Public meeting called to save iconic dance hall

Story by Seamus Enright

Saturday, 12th May, 2018 7:56am

Public meeting called to save iconic dance hall

An image posted online last week in response to the reports.

A public meeting has been called in Belturbet to save the historic former cinema and dance hall building, the Erne Palais, from demolition.

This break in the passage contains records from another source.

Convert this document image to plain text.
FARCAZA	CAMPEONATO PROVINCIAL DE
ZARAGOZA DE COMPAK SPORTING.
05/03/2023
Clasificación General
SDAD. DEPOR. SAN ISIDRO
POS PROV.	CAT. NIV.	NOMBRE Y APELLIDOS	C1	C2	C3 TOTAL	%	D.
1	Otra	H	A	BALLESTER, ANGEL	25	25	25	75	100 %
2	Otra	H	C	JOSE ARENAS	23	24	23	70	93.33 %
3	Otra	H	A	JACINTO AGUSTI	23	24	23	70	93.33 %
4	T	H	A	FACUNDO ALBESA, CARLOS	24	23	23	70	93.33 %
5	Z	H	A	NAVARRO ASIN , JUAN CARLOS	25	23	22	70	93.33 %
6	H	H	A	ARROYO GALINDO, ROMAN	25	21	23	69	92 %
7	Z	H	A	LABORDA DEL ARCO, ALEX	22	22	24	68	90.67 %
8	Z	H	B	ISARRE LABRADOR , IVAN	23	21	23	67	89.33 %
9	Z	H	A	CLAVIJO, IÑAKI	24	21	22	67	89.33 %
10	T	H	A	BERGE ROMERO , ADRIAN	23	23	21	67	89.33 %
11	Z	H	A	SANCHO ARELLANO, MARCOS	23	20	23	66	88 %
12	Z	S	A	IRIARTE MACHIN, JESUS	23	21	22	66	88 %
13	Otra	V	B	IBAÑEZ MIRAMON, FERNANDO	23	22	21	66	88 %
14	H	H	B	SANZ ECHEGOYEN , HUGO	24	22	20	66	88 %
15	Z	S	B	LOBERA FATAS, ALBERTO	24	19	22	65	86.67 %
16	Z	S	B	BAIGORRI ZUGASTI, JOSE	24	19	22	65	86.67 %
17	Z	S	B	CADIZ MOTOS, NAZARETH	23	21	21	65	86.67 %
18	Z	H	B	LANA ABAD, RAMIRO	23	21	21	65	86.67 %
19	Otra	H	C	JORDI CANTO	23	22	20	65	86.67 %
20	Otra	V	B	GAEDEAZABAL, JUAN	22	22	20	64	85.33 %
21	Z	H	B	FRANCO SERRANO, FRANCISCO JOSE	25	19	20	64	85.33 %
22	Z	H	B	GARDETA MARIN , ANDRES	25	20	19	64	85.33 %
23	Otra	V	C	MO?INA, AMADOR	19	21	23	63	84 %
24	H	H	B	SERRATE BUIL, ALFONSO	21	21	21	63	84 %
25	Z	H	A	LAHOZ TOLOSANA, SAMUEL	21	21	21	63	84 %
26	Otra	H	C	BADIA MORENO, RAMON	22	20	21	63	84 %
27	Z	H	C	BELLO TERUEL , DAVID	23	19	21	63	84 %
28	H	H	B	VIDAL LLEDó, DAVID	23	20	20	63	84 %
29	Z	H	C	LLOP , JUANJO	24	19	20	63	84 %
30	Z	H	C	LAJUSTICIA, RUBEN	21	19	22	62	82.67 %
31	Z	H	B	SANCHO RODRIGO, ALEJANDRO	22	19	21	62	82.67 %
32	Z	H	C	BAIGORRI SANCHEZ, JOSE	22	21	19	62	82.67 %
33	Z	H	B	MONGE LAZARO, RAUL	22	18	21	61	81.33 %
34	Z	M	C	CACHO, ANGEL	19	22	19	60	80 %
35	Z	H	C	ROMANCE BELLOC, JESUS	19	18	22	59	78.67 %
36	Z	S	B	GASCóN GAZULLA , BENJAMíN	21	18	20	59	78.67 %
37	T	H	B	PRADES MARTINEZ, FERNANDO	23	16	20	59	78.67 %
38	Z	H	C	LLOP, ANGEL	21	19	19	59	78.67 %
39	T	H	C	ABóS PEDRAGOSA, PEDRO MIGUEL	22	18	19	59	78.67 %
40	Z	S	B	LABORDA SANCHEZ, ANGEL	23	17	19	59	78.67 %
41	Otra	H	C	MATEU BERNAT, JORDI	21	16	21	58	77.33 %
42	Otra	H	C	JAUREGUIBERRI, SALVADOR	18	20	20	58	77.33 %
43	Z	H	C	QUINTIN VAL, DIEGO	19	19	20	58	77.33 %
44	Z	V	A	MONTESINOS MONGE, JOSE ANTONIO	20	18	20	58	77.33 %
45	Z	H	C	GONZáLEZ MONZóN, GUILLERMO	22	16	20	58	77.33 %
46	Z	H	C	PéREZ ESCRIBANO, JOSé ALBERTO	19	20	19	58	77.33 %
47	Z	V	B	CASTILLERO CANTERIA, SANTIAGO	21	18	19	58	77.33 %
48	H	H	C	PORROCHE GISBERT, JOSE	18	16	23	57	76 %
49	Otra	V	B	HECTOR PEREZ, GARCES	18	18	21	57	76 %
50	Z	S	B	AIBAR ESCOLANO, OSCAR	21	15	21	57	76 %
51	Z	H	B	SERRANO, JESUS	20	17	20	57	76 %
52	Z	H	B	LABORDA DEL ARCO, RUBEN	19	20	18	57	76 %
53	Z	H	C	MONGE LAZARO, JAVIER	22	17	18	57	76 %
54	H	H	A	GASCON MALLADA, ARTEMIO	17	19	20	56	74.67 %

A report carried in last week’s Anglo-Celt confirmed that the council had purchased the property for €85,000 and intended to demolish it to provide six social housing units.
The news sparked outrage among some members of the community who have since launched a campaign to save the landmark building.
A meeting has been called for next Tuesday, May 15, and will take place at the Town Hall and Civic Centre from 8pm.
The council’s proposal is subject to approval by the Department of Housing & Local Government. The Celt understands that, if sanctioned, the Department will pay all costs associated with the proposed works, including the safe disposal of the asbestos roofing.
There is concern, should the Council not succeed in using the site for housing, that the authority may have to repay the Department the full cost of the funding attained. 
The purchase was listed in the county manager’s orders as approved at the recent monthly meeting of elected members to Cavan County Council.
Built 1947, the Palais served as a cinema before it was purchased in 1963 by brothers Tom and Michael Corrigan, who turned it into one of the region’s premiere dance halls. The corner site, located on the junction between Holborn Hill and Barrack Lane, in later years served as home to Erne Tool and Die company, as well as a popular community centre.
The unique facade, with its curved gabled-front, also served as backdrop in a scene for the film adaptation of Shane Connaughton’s book, ‘The Run of the Country’.
In more recent years, the property changed hands several times and was subject to several applications for planning – none of which proceeded.
The Palais failed to find a buyer when put on the market in 2005 and confusion reigned over its ownership in 2015 when the property was boarded up after reports of anti-social behaviour.
The protest meeting is set to take place hours after members of the Cavan-Belturbet Municipal District Meeting hold their own scheduled meeting, at which the future plans for the Palais will feature on the agenda.
“As a councillor, I am always anxious to take on board any concerns members of the public may have regarding any such matter,” said Fianna Fáil’s John Paul Feeley, who raised the matter with the Council Executive at the recent monthly meeting.
He added: “The decision to acquire property is an executive function and not one that elected members have a say in. The funding for the old Palais building was provided entirely by Department of Housing. If, for any reason, the council does not decide to use it for that purpose, then the local authority will have to reimburse the department."